Courage is not something that most people have just hanging around. In fact, most of us don’t even realize we have courage or need it until we must face something or come to terms with a situation for which courage is required. At those extraordinary and challenging moments in our lives, we are compelled to summon up courage from deep within the core of our being in order to meet the need of a particular moment or circumstance in which we find ourselves. The ability to call upon strength in the face of unimaginable pain or grief is the basic definition of courage.
This April 16, 2017 marked the 10th anniversary of the Massacre at Virginia Tech University where a mentally ill senior student gunned down 32 people. Seventeen others were wounded and before the rampage ended Cho, the gunman, turned the gun on himself. The events of that early Friday mid-morning, on a beautiful spring day, forever changed the lives of the Virginia Tech community in Blacksburg. The traumatic effects of bullets ringing out on the tranquil picturesque campus will never be forgotten by those who were most intimately affected, but all Virginians, as well as people across the nation, and the world, were also impacted by what happened at Virginia Tech 10 years ago. For years after, other acts of violence, and school shootings have been compared to the VA Tech shootings. And the family and friends who lost loved ones in the tragedy have been attempting to heal from their grief by trying to make certain that the lives of those they lost count for something and are never forgotten.

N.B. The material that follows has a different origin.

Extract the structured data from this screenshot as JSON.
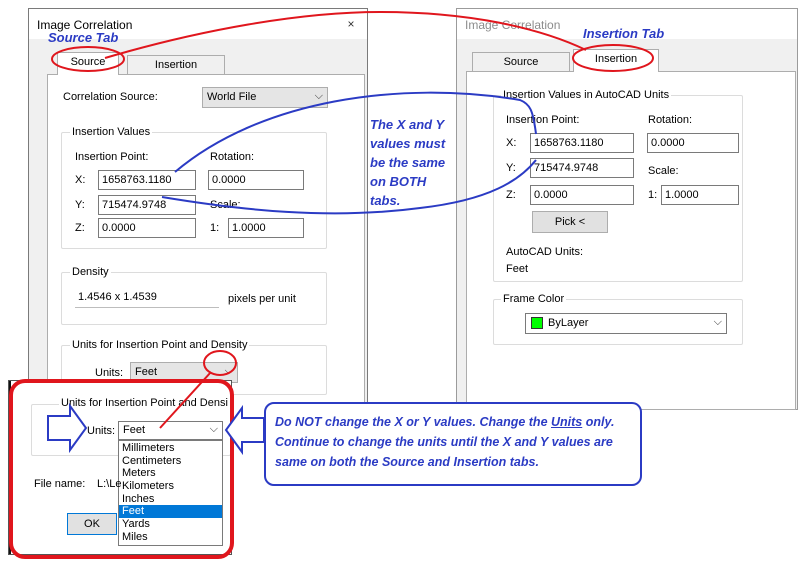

The courage to face unspeakable grief is something no individual would voluntarily choose as a way to embrace their journey towards the courageous. Then again, the pursuit of courage as a virtue is not how one generally comes to obtain it. No. If courage is defined as the ability to do something that frightens you or having pronounced strength in the face of great pain or grief, the healing journey is the gift of recognizing the courage you now possess as a result of your struggle to become whole once more after a tragedy like what happened at VA Tech 10 years ago. Unpacking the losses of that fateful day will continue for a lifetime, and it is both a private and public process. Each individual who died that day was related to an entire network of people and people groups. We imagine ourselves in a similar situation with similar circumstances and we wonder…would we have the courage to face something so traumatic as a mass murder or other like tragedies with the dignity, grace, and courage that the Virginia Tech families and community did in the days, weeks, months and years since that fateful day in April 10 years ago?
It is good to commemorate in order that we #NeverForget, but it is even more important that we remember to continue to work towards sensible gun control and reasonable background checks in order to purchase firearms. It is more important that we continue to lobby for more consistent and coordinated mental health care and that we facilitate preventative whole family care that help parents and educators to identify mental health issues earlier so that students can get help before they harm themselves or others. In order to #NeverForget, we should endeavor to remember to engage in the process of addressing the institutional and systemic barriers to CHANGE. Only then will the memory and the lives of those lost be honored with the respect they are due.